What was advertised in a colonial newspaper 250 years ago this week?

Aug 17 - 8:15:1766 Virginia Gazette
Virginia Gazette (August 15, 1766).

“Some excellent pieces of sculpture in relieve of Lord CAMDEN and Mr. PITT.”

In the wake of the American Revolution, a variety of artists created and marketed items that commemorated American statesmen and military heroes and depicted significant events. In so doing, they participated in creating a national culture that celebrated the new republic while uniting geographically dispersed citizens in common acts of consumption and veneration. They helped to cultivate a sense of patriotism rooted in a distinct American identity.

Prior to the Revolution, artists also produced and sold items that shaped national identity and allegiance. In the summer of 1766, colonists in Virginia could purchase “some excellent pieces of sculpture in relieve of Lord CAMDEN and Mr. PITT” created by a “Celebrated artist in London.” Camden and Pitt were British politicians who had gained popularity in the colonies due to their opposition to the Stamp Act, arguing that it was not constitutional to impose taxes on the colonies without their consent and that consent was only possible with representation. Camden was one of the few who opposed the Declaratory Act as well. From the perspective of Americans who opposed the Stamp Act, Camden and Pitt truly understood the appropriate and just relationship between Great Britain and the colonies. The advertisement for the sculpture in relieve pieces described them as “names which will be ever dear to AMERICA,” but offered no further explanation. None was needed. Any colonists who read the newspaper or listened to discussions taking place in public places already knew of the accomplishments of Camden and Pitt.
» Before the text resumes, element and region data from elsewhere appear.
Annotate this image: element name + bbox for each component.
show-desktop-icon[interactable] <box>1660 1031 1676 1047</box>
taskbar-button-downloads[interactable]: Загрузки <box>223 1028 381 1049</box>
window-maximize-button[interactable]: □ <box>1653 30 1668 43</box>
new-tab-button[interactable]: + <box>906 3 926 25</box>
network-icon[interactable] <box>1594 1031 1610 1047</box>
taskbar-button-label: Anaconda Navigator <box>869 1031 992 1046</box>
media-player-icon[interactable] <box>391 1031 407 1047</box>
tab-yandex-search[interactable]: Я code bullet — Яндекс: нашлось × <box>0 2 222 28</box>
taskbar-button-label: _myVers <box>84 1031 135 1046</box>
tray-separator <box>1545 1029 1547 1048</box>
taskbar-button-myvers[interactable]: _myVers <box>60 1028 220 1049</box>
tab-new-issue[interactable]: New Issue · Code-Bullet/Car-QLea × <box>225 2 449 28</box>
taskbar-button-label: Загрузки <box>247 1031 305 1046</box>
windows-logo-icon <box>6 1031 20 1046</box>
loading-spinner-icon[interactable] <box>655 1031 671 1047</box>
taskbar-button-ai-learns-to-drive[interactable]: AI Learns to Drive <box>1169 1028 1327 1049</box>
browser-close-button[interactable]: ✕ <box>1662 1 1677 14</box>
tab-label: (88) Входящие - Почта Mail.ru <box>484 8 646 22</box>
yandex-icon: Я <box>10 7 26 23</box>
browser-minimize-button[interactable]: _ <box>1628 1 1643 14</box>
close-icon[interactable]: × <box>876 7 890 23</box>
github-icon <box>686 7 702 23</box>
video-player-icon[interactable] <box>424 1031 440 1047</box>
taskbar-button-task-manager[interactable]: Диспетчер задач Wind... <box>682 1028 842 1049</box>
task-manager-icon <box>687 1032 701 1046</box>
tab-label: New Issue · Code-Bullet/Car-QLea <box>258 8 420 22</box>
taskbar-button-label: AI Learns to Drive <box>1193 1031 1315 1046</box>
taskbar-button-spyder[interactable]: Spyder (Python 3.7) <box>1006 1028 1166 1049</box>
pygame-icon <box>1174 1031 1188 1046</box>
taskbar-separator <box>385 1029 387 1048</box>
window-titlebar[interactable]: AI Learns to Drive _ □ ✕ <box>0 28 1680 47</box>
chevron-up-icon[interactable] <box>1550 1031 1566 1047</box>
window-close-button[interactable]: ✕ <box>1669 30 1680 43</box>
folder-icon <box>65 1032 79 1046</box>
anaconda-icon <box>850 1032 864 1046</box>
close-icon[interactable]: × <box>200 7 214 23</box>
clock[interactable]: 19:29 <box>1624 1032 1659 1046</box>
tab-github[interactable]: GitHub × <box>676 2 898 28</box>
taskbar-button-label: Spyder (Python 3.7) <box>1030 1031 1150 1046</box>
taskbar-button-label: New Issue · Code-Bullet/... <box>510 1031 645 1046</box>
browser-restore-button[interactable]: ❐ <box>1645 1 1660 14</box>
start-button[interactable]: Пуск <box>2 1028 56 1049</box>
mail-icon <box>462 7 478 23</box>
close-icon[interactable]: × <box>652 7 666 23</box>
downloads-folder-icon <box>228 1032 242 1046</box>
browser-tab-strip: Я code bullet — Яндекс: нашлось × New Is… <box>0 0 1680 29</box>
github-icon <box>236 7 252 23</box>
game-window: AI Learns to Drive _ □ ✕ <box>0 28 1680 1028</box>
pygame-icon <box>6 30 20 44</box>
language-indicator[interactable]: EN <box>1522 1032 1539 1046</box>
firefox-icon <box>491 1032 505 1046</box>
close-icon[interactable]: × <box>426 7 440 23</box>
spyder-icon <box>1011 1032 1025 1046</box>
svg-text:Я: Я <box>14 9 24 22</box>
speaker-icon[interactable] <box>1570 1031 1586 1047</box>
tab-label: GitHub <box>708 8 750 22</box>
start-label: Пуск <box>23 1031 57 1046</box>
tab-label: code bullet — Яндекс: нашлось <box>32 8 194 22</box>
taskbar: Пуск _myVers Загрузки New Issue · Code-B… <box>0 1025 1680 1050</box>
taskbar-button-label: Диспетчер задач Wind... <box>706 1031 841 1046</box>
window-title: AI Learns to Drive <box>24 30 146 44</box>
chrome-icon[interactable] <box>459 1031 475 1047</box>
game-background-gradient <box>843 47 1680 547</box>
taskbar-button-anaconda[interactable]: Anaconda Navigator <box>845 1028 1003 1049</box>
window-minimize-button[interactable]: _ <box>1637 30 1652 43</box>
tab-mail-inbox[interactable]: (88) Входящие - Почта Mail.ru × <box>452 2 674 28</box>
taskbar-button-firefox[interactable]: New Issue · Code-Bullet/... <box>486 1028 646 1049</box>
This advertisement and the works it marketed envisioned American political and cultural identity in complicated ways. Americans still thought of themselves as Britons in 1766. At the time, few wanted to sever ties; instead, they sought to benefit from all the protections and advantages that were supposed to be inherent in being part of the British Empire. By purchasing sculpture in relievo pieces of Camden and Pitt and displaying them in their homes, colonists could confirm their allegiance to Britain and the ideals of its political system while simultaneously affirming their particular concerns as Americans. They did not need to prioritize one over the other. The two found themselves in balance rather than opposition to each other, a situation that would change dramatically over the course of the next two decades.